Relacionamentos amorosos duradouros exigem muito mais do que sentimento. É preciso disponibilidade emocional, responsabilidade afetiva, desejo de convivência, respeito às singularidades e, sobretudo, maturidade para atravessar os momentos difíceis sem transformar o outro em inimigo. Amar alguém é, também, suportar a frustração de que essa pessoa não será como gostaríamos. É aprender a lidar com as diferenças sem tentar moldá-las às nossas expectativas.
O problema é que muita gente ainda entra em um relacionamento como quem entra em um serviço sob demanda: esperando respostas rápidas, atendimento 24 horas e zero falhas. Quando a realidade se impõe — com silêncios, limites, desacordos e cansaços —, o encanto desaparece.

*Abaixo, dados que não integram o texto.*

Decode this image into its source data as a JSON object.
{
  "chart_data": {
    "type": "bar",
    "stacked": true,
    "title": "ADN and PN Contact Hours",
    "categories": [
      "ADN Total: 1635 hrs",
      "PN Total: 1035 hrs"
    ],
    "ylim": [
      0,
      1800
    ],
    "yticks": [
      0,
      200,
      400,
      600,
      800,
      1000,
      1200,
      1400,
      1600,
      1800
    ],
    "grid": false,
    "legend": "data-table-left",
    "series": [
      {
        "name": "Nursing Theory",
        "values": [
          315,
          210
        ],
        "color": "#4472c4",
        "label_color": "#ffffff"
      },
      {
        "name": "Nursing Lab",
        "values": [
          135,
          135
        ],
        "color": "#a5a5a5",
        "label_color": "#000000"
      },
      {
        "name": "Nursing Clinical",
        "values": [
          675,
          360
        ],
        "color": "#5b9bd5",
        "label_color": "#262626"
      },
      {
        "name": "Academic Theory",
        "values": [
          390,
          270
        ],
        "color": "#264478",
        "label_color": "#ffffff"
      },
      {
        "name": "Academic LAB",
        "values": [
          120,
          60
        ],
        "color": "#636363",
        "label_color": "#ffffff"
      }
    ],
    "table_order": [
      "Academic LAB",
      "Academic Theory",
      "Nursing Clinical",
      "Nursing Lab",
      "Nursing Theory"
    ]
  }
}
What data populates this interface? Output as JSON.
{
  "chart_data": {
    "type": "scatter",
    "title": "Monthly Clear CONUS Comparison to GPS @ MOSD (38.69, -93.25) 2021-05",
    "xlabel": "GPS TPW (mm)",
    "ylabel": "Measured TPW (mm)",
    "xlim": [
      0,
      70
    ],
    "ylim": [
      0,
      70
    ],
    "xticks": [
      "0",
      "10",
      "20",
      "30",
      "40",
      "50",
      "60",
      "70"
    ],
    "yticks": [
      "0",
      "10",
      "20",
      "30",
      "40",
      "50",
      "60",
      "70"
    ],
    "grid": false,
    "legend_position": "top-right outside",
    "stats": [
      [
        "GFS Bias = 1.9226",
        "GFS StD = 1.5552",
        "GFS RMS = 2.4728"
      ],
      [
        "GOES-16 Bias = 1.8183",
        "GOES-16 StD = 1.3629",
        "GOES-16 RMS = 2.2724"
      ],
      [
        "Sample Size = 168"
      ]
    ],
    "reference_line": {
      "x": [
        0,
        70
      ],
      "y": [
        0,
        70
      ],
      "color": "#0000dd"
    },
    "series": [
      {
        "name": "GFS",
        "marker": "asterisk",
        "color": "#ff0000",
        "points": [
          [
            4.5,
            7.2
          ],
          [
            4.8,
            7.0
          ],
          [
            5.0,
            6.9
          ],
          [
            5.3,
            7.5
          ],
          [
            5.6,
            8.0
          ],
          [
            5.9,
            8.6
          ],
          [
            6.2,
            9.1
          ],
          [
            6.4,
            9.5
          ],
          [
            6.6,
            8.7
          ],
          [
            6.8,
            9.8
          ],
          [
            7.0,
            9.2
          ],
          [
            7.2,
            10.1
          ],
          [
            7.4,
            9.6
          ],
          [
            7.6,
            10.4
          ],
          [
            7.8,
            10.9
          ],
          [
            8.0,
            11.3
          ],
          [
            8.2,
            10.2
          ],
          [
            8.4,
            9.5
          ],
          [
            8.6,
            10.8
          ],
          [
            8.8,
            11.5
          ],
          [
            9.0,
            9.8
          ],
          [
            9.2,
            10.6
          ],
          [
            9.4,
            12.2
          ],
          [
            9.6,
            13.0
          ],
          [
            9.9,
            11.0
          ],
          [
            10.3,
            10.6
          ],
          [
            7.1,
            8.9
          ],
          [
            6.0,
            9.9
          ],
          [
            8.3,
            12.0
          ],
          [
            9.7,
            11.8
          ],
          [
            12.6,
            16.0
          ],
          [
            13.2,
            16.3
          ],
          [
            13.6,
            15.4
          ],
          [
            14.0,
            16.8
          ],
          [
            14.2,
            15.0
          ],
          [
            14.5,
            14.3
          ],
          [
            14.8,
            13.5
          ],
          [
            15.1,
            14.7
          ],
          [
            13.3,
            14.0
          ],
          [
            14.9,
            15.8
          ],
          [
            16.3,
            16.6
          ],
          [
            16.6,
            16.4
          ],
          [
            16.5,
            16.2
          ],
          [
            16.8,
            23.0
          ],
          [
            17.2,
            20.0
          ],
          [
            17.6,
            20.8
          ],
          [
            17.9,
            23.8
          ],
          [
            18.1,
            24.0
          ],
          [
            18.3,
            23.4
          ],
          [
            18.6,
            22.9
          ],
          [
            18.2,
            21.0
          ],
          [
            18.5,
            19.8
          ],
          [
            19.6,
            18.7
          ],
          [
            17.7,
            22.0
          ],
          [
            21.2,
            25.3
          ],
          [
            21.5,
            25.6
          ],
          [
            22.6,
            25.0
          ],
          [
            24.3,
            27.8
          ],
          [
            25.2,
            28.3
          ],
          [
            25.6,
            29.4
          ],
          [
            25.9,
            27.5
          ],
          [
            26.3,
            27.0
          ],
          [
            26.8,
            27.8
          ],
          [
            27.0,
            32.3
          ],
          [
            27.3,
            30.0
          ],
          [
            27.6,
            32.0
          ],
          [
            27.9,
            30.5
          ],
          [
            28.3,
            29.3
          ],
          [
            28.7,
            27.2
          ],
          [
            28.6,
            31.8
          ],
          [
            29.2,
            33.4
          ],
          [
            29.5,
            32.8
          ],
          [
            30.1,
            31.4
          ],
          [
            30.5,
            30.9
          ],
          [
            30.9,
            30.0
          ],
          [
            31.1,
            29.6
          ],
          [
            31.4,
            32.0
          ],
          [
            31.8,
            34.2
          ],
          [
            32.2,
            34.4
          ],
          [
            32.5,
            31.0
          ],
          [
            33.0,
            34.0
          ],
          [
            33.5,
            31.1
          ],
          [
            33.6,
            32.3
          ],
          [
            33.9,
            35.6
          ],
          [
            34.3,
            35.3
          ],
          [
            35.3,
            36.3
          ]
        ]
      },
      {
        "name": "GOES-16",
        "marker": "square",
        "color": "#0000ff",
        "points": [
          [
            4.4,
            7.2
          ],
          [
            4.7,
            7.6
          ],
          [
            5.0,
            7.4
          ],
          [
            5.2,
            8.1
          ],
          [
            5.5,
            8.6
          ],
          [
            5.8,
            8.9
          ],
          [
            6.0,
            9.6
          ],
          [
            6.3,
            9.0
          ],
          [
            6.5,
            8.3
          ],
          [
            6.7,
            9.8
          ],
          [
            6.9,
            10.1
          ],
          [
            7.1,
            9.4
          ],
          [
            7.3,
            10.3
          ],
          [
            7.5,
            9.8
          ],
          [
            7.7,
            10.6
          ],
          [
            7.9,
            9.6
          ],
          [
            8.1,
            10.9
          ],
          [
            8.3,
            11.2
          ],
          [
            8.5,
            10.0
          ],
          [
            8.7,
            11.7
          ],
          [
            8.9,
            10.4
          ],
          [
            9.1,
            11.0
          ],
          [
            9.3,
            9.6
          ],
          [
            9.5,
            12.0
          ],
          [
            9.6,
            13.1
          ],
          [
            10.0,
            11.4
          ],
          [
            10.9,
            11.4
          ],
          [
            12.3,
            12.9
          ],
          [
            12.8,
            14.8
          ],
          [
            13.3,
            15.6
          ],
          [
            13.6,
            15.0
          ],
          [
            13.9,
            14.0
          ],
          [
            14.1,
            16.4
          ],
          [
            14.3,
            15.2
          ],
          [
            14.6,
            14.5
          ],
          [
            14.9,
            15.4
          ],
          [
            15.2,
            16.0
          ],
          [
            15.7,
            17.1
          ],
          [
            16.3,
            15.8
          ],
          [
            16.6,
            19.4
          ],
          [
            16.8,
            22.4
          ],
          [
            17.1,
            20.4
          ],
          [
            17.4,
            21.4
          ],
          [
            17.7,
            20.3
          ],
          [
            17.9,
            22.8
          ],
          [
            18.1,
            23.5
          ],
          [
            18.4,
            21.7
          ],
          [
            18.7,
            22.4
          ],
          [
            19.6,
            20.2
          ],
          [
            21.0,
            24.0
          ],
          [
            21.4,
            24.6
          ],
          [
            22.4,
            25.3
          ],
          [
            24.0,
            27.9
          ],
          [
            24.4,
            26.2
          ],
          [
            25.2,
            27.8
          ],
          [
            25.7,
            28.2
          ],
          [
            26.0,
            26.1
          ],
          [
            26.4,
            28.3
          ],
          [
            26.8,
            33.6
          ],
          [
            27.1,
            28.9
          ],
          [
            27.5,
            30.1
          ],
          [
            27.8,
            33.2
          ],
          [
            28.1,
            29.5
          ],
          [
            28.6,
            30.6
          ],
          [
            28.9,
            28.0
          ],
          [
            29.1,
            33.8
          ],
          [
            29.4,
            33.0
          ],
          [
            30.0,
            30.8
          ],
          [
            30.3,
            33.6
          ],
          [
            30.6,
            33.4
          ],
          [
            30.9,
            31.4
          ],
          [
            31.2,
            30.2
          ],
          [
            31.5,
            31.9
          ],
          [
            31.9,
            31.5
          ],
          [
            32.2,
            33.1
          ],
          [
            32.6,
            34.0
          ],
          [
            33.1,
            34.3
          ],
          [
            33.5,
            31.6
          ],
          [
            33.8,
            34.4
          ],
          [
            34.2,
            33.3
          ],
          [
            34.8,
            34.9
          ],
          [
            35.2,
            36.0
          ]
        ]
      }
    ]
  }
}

E aí surge a pergunta: “Será que eu amo mesmo essa pessoa?”. Talvez a pergunta mais honesta fosse: “Será que eu sei sustentar o que sinto?”.
Nos dias de hoje, em que tudo é substituível, o relacionamento virou um produto. Queremos intensidade, mas sem o peso do compromisso. Queremos paixão, mas sem as renúncias que o afeto exige. Queremos alguém que nos complete, mas esquecemos que é impossível se encontrar no outro sem antes ter se procurado em si.
Por isso, não se trata apenas de encontrar a "pessoa certa". Trata-se de aprender a ser uma pessoa possível para alguém. De estar disposto a construir, não consumir. Amar é uma ação, não uma garantia.
Se o amor é o que nos une, são os acordos, os gestos cotidianos e a ética do cuidado que nos mantêm juntos. E, às vezes, o mais amoroso a se fazer é aceitar que não basta sentir — é preciso saber sustentar.